Fossil Fuel Reserves
In the case of fossil fuel reserves, the following question needs to be answered: There are enough fossil fuel reserves in the world to support the growing demand that has been foreseen in the future? According to Mr. Hubbert projections “world oil reserves are estimated around 2.1 billion of barrels”; but according to the projections of Mr. C. J. Campbell, of the Association for the Study of Peak Oil, “oil world reserves will be around 1.8 billion of barrels.” On the other hand, the Oil and Gas journal “estimated oil world reserves in around 1.3 billion of barrels.” Despite of the different levels of world oil reserves predicted by different experts, one thing is true oil reserves are declining (Morales Pedraza 2008).
The situation regarding world coal reserves is very different. In 2009, world coal confirmed reserves were estimated at around 946.1 billion short tons (IEO 2013), enough to satisfy the world energy demands at least for the next 120– 130 years at present level of consumption. In the absence of national policies and/ or binding international agreements that would limit or reduce greenhouse gas emissions, world coal consumption is projected to increase from 139 quadrillion Btu in 2008 to 209 quadrillion Btu in 2035, at an average annual rate of 1.5 %.
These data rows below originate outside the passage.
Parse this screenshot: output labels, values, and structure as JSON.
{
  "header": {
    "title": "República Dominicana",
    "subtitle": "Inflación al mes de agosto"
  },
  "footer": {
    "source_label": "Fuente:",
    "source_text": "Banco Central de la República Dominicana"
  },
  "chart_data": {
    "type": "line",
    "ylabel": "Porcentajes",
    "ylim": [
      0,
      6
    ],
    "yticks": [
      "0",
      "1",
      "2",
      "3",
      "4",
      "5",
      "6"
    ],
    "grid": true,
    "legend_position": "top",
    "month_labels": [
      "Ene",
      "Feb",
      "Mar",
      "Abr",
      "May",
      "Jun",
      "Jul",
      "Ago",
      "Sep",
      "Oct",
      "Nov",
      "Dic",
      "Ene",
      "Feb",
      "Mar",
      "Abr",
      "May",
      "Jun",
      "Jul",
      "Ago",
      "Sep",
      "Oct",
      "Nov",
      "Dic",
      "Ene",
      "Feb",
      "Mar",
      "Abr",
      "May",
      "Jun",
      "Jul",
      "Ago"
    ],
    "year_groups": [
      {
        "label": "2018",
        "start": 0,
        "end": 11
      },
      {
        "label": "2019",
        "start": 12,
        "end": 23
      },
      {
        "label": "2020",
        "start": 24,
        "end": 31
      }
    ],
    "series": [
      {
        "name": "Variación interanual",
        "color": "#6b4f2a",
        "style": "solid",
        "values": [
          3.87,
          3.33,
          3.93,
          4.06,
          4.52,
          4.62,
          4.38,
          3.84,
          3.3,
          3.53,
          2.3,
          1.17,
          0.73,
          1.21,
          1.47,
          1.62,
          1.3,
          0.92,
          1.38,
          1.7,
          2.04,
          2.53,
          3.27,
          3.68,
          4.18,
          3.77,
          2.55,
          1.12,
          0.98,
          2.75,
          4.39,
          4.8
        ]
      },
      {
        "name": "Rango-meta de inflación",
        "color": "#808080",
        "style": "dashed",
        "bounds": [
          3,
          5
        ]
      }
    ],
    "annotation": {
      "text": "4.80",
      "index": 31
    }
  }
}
Regional growth rates are uneven, with little growth in coal consumption in OECD nations, but robust growth in non-OECD nations, particularly among the Asian economies8 (IEO 2011), where 95 % of the total net increase in world coal use will occur. Increasing demand for energy to fuel electricity generation and industrial production in the region is expected to be met in large part by coal (IEO 2010).
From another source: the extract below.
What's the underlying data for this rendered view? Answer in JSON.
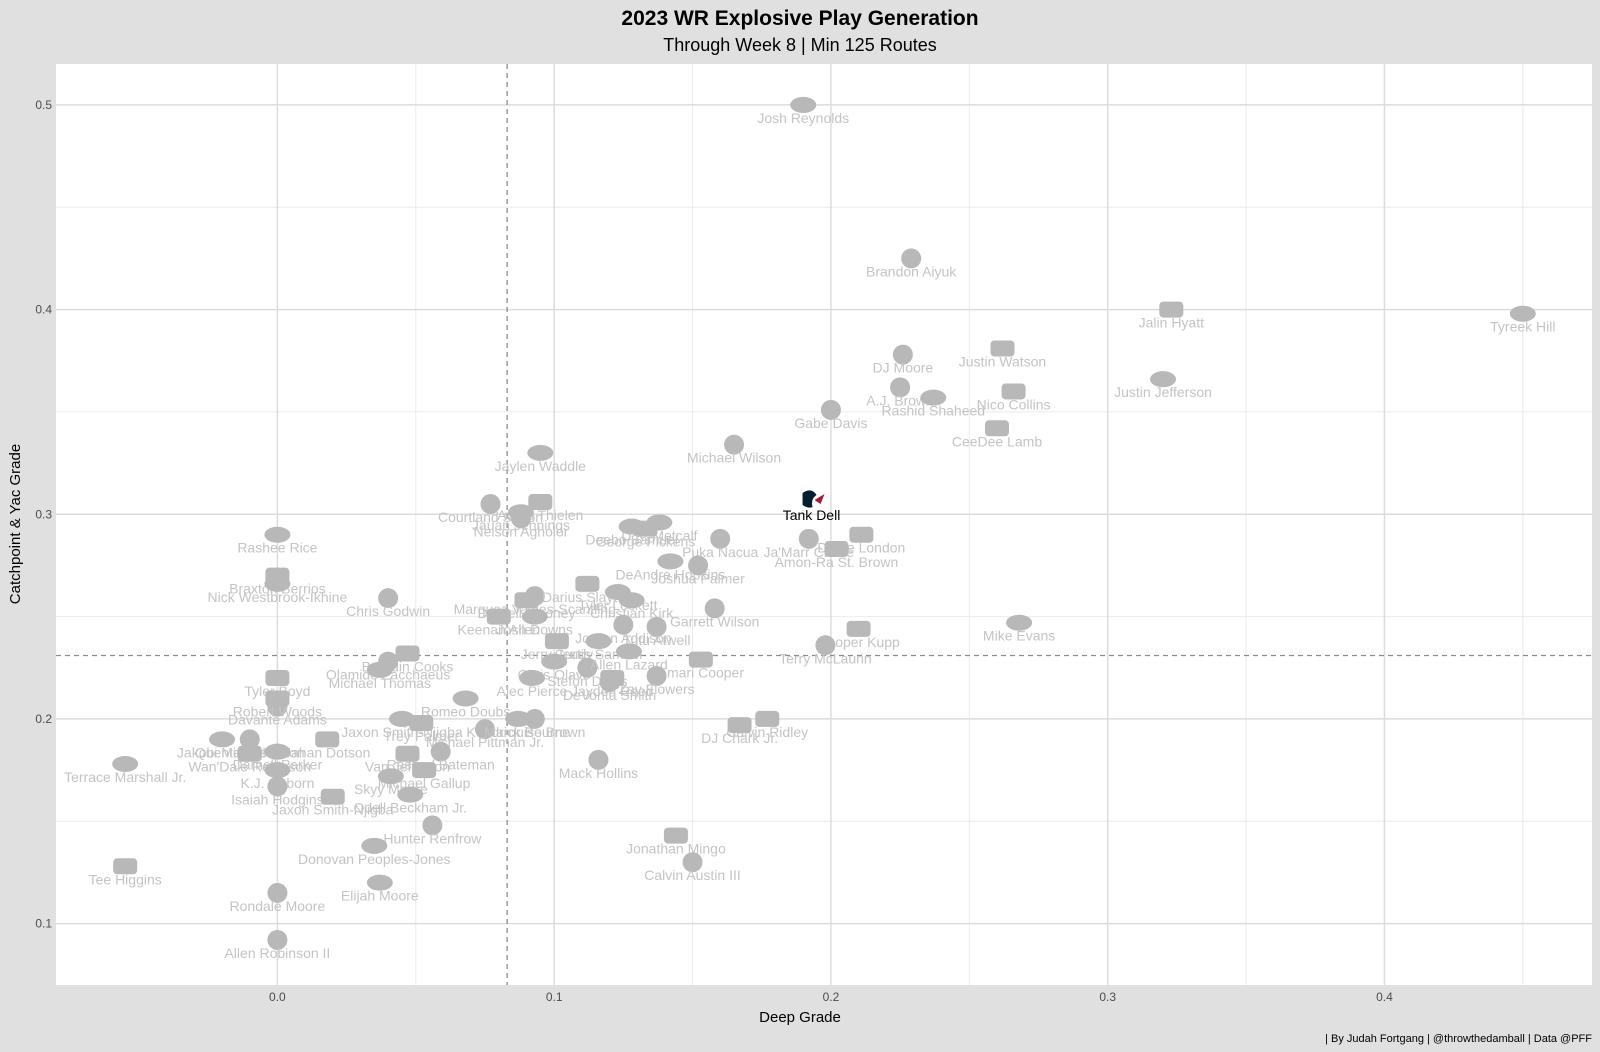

In the case of natural gas, there are enough reserves to satisfy the demand for the coming decades. According to OGJ, the world’s total gas reserves in 2011 were esti- mated at 235,527 trillion m3 (6,675 trillion cubic feet), about 66 trillion cubic feet (about 1 %) higher than the estimate for 2010. According to EIA sources, in 2012, the world’s total gas reserves were estimated at 241,716.87 trillion m3 (6,844.595 trillion cubic feet); this represents an increase of 2.6 % with respect to 2011.
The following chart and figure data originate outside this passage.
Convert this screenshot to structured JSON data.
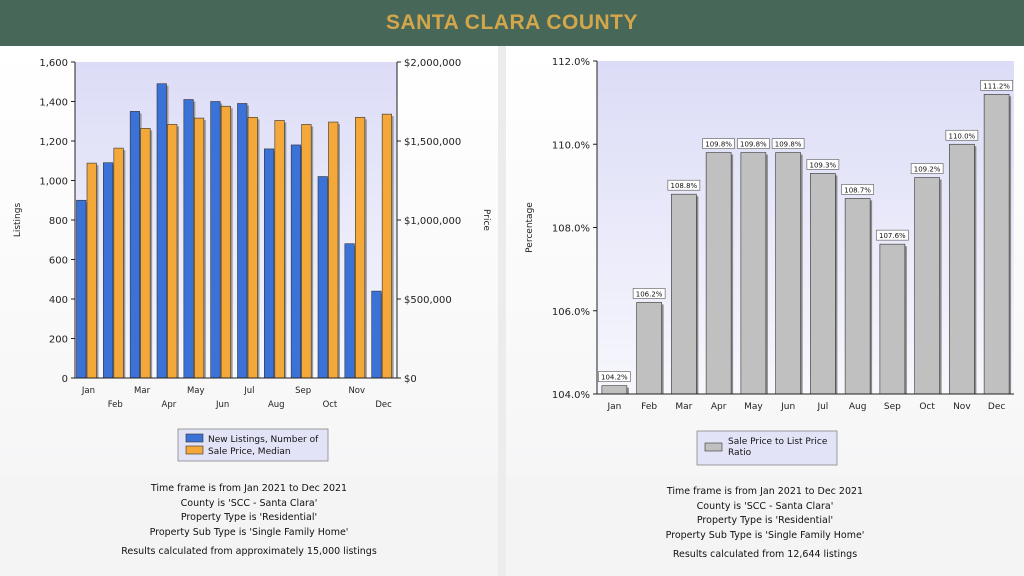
{
  "header": {
    "title": "SANTA CLARA COUNTY"
  },
  "colors": {
    "header_bg": "#476859",
    "title": "#d4a64c",
    "listings_bar": "#3a72d8",
    "price_bar": "#f5a83a",
    "ratio_bar": "#c0c0c0"
  },
  "chart_data": [
    {
      "type": "bar",
      "categories": [
        "Jan",
        "Feb",
        "Mar",
        "Apr",
        "May",
        "Jun",
        "Jul",
        "Aug",
        "Sep",
        "Oct",
        "Nov",
        "Dec"
      ],
      "series": [
        {
          "name": "New Listings, Number of",
          "axis": "left",
          "values": [
            900,
            1090,
            1350,
            1490,
            1410,
            1400,
            1390,
            1160,
            1180,
            1020,
            680,
            440
          ]
        },
        {
          "name": "Sale Price, Median",
          "axis": "right",
          "values": [
            1360000,
            1455000,
            1580000,
            1605000,
            1645000,
            1720000,
            1650000,
            1630000,
            1605000,
            1620000,
            1650000,
            1670000
          ]
        }
      ],
      "ylabel": "Listings",
      "y2label": "Price",
      "ylim": [
        0,
        1600
      ],
      "y2lim": [
        0,
        2000000
      ],
      "yticks": [
        "0",
        "200",
        "400",
        "600",
        "800",
        "1,000",
        "1,200",
        "1,400",
        "1,600"
      ],
      "y2ticks": [
        "$0",
        "$500,000",
        "$1,000,000",
        "$1,500,000",
        "$2,000,000"
      ],
      "legend": [
        "New Listings, Number of",
        "Sale Price, Median"
      ],
      "legend_position": "bottom",
      "grid": false
    },
    {
      "type": "bar",
      "categories": [
        "Jan",
        "Feb",
        "Mar",
        "Apr",
        "May",
        "Jun",
        "Jul",
        "Aug",
        "Sep",
        "Oct",
        "Nov",
        "Dec"
      ],
      "series": [
        {
          "name": "Sale Price to List Price Ratio",
          "values": [
            104.2,
            106.2,
            108.8,
            109.8,
            109.8,
            109.8,
            109.3,
            108.7,
            107.6,
            109.2,
            110.0,
            111.2
          ]
        }
      ],
      "value_labels": [
        "104.2%",
        "106.2%",
        "108.8%",
        "109.8%",
        "109.8%",
        "109.8%",
        "109.3%",
        "108.7%",
        "107.6%",
        "109.2%",
        "110.0%",
        "111.2%"
      ],
      "ylabel": "Percentage",
      "ylim": [
        104.0,
        112.0
      ],
      "yticks": [
        "104.0%",
        "106.0%",
        "108.0%",
        "110.0%",
        "112.0%"
      ],
      "legend": [
        "Sale Price to List Price Ratio"
      ],
      "legend_position": "bottom",
      "grid": false
    }
  ],
  "footer_left": [
    "Time frame is from Jan 2021 to Dec 2021",
    "County is 'SCC - Santa Clara'",
    "Property Type is 'Residential'",
    "Property Sub Type is 'Single Family Home'",
    "Results calculated from approximately 15,000 listings"
  ],
  "footer_right": [
    "Time frame is from Jan 2021 to Dec 2021",
    "County is 'SCC - Santa Clara'",
    "Property Type is 'Residential'",
    "Property Sub Type is 'Single Family Home'",
    "Results calculated from 12,644 listings"
  ]
}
Worldwide natural gas demand grew by 1.71 billion m3 per day from 2000 to 2007, nearly 25 % during the whole period or 3.6 % per year. The global natural gas demand is expected to grow over 12,077 billion m3 per day (342 billion cubic feet per day) by the year 2015, and a further growth in demand of around 14,020 billion m3 per day (397 billion cubic feet per day) is expected by 2025 (see Fig. 1.3).